Red Flag has gone inside one such small non-union factory and warehouse in the Melbourne suburb of West Heidelberg to report on safety standards typical in such sites.

Workers at the metal shopfitting factory and warehouse unload shipping containers filled to the roof with boxes. Barely two are the same shape or weight. In pairs, by hand, they remove boxes weighing more than 110kg. Temperatures in the dark metal containers can approach 50 degrees in summer.

It’s hardly any more comfortable in the warehouse, which can easily reach 40 degrees on a hot day. When it’s busy, the aisles are packed with pallets, discarded packaging and rubbish –  picking and packing is more like scavenging through a tip than working in a warehouse.

It was reported that a few weeks ago a worker had a load of steel slam into his leg after it fell off a swerving forklift. Though his leg was quickly black with bruising, he finished his shift only for the manager to throw a tantrum when he refused to stay for overtime.

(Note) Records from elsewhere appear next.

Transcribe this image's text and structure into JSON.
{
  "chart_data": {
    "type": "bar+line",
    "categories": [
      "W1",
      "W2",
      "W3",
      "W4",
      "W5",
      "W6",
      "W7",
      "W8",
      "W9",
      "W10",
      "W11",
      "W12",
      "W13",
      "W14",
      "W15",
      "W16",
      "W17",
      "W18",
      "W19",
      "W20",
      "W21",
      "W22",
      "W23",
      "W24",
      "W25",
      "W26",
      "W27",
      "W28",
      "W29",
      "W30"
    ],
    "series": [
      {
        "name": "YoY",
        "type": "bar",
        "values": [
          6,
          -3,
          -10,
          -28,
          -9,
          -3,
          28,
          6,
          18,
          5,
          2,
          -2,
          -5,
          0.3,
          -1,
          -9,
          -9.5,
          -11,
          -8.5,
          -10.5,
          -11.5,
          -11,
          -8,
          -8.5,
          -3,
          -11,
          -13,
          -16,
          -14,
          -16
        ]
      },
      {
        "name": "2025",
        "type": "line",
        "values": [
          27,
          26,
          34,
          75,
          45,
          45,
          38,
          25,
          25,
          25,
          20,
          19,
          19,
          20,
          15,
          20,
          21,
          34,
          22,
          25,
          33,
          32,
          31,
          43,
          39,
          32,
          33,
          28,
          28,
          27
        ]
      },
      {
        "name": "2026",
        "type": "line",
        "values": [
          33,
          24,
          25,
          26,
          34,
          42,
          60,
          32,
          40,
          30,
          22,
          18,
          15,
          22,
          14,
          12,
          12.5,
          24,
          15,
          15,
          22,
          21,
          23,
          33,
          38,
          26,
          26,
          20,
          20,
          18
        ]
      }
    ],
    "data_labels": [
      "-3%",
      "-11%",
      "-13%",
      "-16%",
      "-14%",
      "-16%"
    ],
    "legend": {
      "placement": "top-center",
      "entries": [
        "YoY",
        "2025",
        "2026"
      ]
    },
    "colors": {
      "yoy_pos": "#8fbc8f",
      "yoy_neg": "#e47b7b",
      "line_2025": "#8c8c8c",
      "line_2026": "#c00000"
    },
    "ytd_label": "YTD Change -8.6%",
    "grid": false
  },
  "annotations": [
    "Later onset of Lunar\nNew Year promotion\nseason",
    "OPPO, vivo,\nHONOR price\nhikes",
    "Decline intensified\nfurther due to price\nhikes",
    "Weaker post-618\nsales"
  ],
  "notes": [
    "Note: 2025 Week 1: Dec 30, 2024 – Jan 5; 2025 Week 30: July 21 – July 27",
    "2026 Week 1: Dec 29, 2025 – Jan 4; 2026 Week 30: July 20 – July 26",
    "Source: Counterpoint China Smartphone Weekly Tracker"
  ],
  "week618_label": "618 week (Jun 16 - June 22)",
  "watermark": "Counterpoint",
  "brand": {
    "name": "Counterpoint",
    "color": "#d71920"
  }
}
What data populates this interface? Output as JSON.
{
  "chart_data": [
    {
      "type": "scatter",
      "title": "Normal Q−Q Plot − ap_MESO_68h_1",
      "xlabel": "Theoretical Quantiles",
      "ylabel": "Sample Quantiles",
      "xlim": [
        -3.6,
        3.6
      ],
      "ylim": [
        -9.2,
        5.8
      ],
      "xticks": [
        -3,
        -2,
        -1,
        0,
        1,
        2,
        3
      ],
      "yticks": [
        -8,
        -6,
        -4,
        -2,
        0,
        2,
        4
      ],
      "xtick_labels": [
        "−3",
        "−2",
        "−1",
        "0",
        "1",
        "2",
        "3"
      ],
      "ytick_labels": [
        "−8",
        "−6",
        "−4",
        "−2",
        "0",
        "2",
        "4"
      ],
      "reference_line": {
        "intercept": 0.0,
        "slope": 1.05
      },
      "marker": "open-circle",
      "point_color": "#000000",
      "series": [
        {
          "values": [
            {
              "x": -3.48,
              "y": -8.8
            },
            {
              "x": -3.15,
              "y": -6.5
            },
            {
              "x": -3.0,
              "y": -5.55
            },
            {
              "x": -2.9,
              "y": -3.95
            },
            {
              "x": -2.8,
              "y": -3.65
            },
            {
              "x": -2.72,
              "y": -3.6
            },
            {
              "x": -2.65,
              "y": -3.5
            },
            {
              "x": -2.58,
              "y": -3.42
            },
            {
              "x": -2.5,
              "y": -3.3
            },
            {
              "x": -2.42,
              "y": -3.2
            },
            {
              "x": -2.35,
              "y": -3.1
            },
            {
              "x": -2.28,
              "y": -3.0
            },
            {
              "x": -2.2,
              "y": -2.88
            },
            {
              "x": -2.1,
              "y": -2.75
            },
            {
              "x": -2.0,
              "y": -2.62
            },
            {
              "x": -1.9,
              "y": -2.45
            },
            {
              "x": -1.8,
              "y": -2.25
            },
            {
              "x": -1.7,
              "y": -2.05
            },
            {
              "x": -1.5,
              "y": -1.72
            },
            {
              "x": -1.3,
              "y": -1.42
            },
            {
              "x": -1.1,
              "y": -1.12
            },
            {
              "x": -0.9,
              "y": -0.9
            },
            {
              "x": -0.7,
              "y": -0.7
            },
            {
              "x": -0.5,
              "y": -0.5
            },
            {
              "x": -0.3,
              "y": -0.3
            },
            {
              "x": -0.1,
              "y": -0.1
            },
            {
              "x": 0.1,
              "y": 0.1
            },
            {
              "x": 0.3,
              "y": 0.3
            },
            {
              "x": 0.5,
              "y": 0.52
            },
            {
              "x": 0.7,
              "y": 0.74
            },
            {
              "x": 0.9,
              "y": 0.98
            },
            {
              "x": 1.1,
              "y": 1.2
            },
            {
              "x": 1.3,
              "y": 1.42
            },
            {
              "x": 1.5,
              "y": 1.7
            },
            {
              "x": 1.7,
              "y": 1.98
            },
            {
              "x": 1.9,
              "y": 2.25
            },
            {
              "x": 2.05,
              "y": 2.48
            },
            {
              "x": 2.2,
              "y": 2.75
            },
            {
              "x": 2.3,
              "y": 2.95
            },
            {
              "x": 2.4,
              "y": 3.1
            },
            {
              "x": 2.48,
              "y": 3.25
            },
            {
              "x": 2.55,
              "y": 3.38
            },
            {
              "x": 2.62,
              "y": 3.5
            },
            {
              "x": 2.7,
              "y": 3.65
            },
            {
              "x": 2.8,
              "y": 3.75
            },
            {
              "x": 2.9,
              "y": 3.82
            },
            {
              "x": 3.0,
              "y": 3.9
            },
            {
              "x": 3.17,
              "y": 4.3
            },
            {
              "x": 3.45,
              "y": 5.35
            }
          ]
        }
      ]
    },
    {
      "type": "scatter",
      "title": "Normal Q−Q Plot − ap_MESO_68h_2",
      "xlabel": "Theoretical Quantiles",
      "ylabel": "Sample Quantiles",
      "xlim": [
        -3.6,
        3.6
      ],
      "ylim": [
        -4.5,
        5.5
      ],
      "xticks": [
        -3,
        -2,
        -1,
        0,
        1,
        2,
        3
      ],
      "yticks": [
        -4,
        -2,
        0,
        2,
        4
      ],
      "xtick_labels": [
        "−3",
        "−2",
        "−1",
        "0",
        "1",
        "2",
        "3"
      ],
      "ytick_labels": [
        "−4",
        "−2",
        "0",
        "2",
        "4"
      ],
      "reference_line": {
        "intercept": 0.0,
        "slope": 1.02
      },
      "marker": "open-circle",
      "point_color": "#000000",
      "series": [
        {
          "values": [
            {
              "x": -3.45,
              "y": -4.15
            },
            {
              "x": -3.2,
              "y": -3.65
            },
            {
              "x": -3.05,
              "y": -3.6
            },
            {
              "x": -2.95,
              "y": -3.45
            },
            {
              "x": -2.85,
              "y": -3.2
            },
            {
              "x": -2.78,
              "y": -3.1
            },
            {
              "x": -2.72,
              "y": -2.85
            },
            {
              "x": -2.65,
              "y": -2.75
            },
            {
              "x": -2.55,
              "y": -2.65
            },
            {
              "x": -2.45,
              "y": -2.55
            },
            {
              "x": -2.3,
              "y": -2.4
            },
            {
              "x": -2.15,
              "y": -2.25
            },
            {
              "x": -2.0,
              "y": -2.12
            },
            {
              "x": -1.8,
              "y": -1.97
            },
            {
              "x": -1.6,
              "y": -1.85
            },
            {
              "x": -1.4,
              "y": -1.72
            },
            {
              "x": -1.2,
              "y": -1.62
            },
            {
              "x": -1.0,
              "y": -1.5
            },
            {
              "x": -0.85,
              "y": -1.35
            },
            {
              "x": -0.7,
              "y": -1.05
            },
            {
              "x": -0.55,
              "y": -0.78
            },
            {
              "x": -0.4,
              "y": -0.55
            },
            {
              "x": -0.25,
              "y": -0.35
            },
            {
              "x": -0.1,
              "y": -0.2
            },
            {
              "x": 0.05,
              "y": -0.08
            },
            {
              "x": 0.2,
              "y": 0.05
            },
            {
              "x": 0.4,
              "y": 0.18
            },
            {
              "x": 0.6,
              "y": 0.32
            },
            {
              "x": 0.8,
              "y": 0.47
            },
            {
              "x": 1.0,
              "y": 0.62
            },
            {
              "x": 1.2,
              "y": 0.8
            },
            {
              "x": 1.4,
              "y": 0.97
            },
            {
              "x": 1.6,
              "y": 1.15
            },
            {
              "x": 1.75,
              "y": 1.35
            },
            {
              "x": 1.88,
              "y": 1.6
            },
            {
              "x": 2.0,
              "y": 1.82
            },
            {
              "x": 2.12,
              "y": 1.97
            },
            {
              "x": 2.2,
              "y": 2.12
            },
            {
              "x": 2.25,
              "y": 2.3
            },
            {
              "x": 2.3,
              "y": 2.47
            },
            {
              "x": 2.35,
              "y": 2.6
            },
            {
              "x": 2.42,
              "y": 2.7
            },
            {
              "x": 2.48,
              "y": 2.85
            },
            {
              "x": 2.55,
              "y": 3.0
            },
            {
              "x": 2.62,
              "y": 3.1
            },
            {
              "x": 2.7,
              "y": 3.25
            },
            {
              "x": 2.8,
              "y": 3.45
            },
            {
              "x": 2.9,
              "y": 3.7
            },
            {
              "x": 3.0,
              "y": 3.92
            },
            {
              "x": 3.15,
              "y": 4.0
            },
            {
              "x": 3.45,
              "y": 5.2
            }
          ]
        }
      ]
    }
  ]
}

The factory attached to the warehouse is a dirty, formidable obstacle course of exposed electrical cords, discarded scrap metal and rubbish. Forklifts drive freely around the area where 10 to 15 people work. Machinery is decades old. A sheet metal folder has no hand guards because, management says, it was built before they were legally required.

The conditions render accidents virtually inevitable. Workers there tell an array of horror stories: a hand crushed by a spot welder, fingers severed by the guillotine.

Just a few weeks earlier, a high pressure air hose strapped to the ceiling with plastic ties snapped free. Workers reported that the hose flew wildly around the factory like a heavy rubber horse whip.

Everyone working on the factory floor knows that the loose hose should be secured with steel brackets or straps. Yet no one was surprised to see management reattach the hose with the very same plastic ties it had just snapped. “It’s only a matter of time before someone is killed here”, said one worker.

Speaking to Red Flag, an NUW health and safety support officer (who preferred not to be named) said that recorded statistics underestimate the dangers of working in smaller non-union factories and warehouses.

“Bosses will mouth platitudes about safety, but it comes a very distant second to getting the work out and making money. Many of these [small] sites have no OHS structures. The ones that do are specifically structured to have tame safety representatives – supervisors or workers who are compliant with the bosses.”

In small, unorganised shops, “Workers frequently report claim suppression and false notices from managers about ‘injury free days’”, the officer said.

“The smaller the employer, the more likely it is that there will be safety incidents”, said Margot Hoyte, OH&S and workers’ compensation officer at the ACTU. “Smaller workplaces are less likely to identify the need for health and safety, and less likely to take steps to address safety issues.”

In West Heidelberg, workers gathered at a health and safety meeting were blithely lectured about ways they could accept accept responsibility for their own safety. 

“Look, I know you guys have brought up a series of safety issues, and I know that nothing has been done about them, but keep bringing them up”, the manager said. “Look out for each other and everything will work out”, was the advice doled out.

The older workers in the factory say that the precursor to the situation today was the removal of open trade unionists from the site after a dispute about a decade ago. Those who remained and new starters have been afraid of joining the union or taking action to address conditions, instead submitting to an atmosphere of the bosses’ making.

Workers need their own health and safety representatives and strong union organisation on the shop floor to enforce decent and humane working conditions – obviously no one else will.